Sebbene la perdita della resina dalla corteccia non sia un buon segno per la pianta, non possiamo che rimanerne affascinati.

Più avanti ci fermiamo a mangiare un boccone con lo sguardo rivolto al mare, ma facciamo in fretta, perché il vento è forte quassù, non si riesce a rimanere fermi a lungo. Dopo mangiato, proseguiamo il sentiero per pochi istanti e ci ritroviamo alla chiesetta rurale di San Zane, San Giovanni. Subito sotto c’è il paese di Ceriana, un cartello indica che è possibile arrivarci, ma oggi non vogliamo proseguire. Da qui si potrebbe arrivare anche a Monte Bignone, ma neppure questo sarà la nostra meta. In lontananza scorgiamo il Toraggio e, sullo sfondo, le cime innevate delle alture cuneesi.
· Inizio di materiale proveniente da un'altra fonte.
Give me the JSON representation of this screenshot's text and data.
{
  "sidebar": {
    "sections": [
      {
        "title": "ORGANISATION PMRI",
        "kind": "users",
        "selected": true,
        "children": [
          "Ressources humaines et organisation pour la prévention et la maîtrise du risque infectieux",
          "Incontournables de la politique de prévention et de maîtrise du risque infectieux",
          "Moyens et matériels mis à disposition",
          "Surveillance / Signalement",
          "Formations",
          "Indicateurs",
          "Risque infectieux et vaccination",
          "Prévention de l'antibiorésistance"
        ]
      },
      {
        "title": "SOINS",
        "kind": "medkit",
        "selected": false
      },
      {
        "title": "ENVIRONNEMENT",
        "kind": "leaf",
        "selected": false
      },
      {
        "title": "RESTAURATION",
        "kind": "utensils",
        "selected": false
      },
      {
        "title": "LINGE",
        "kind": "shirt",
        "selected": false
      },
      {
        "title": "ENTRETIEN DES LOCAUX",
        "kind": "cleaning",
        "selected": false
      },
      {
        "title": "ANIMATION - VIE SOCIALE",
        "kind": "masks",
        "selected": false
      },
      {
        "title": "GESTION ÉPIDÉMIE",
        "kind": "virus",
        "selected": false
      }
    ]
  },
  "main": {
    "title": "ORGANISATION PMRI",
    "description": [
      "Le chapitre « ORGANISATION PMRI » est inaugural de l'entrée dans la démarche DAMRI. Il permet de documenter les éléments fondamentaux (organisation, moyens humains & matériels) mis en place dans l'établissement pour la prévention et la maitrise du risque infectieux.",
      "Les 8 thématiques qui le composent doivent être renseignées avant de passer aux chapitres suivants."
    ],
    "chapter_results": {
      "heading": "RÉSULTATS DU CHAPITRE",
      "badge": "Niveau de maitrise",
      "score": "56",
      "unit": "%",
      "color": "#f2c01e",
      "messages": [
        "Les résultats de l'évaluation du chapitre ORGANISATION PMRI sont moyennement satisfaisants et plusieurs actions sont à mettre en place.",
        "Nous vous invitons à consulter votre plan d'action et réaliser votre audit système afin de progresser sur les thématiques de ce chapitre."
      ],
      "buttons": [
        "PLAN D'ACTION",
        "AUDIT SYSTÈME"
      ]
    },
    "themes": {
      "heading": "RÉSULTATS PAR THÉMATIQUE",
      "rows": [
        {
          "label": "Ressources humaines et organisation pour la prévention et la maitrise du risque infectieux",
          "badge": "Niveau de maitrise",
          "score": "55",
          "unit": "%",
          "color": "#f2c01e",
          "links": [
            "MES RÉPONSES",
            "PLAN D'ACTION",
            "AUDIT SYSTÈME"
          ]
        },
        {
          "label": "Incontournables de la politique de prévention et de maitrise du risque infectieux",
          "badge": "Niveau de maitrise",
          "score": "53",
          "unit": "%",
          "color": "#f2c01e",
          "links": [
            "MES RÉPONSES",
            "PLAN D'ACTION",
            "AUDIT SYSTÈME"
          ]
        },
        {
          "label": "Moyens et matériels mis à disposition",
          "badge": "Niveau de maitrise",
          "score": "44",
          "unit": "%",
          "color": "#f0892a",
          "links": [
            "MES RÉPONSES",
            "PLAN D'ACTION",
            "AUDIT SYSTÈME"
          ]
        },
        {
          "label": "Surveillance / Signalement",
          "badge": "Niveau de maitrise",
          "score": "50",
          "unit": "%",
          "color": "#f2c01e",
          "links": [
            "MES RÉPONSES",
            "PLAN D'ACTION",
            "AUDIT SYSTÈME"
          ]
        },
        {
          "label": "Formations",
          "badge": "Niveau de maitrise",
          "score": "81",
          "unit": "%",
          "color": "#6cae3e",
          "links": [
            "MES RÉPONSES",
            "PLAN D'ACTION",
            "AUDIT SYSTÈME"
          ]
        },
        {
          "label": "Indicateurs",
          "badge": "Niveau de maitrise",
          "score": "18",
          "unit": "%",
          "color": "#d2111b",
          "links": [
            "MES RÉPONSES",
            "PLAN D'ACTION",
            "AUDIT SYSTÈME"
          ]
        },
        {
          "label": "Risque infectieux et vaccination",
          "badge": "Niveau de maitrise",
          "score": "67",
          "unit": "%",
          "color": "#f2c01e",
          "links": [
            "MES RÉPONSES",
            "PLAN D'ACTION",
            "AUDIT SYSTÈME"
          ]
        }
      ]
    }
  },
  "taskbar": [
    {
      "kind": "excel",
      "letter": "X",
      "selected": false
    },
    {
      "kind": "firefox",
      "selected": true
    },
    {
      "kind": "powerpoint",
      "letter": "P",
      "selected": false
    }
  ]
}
prati di san giovanni ceriana

C’è pace, il profumo della neve arriva quasi alle nostre narici. Il freddo sferza il viso, ci copriamo di più per sentire di meno il suo schiaffo, ma il vento è potente. E allora decidiamo di tornare indietro, contenti per la bella e rigenerante passeggiata, mentre godiamo dell’oro del sole che ci pervade e illumina ogni cosa intorno a noi.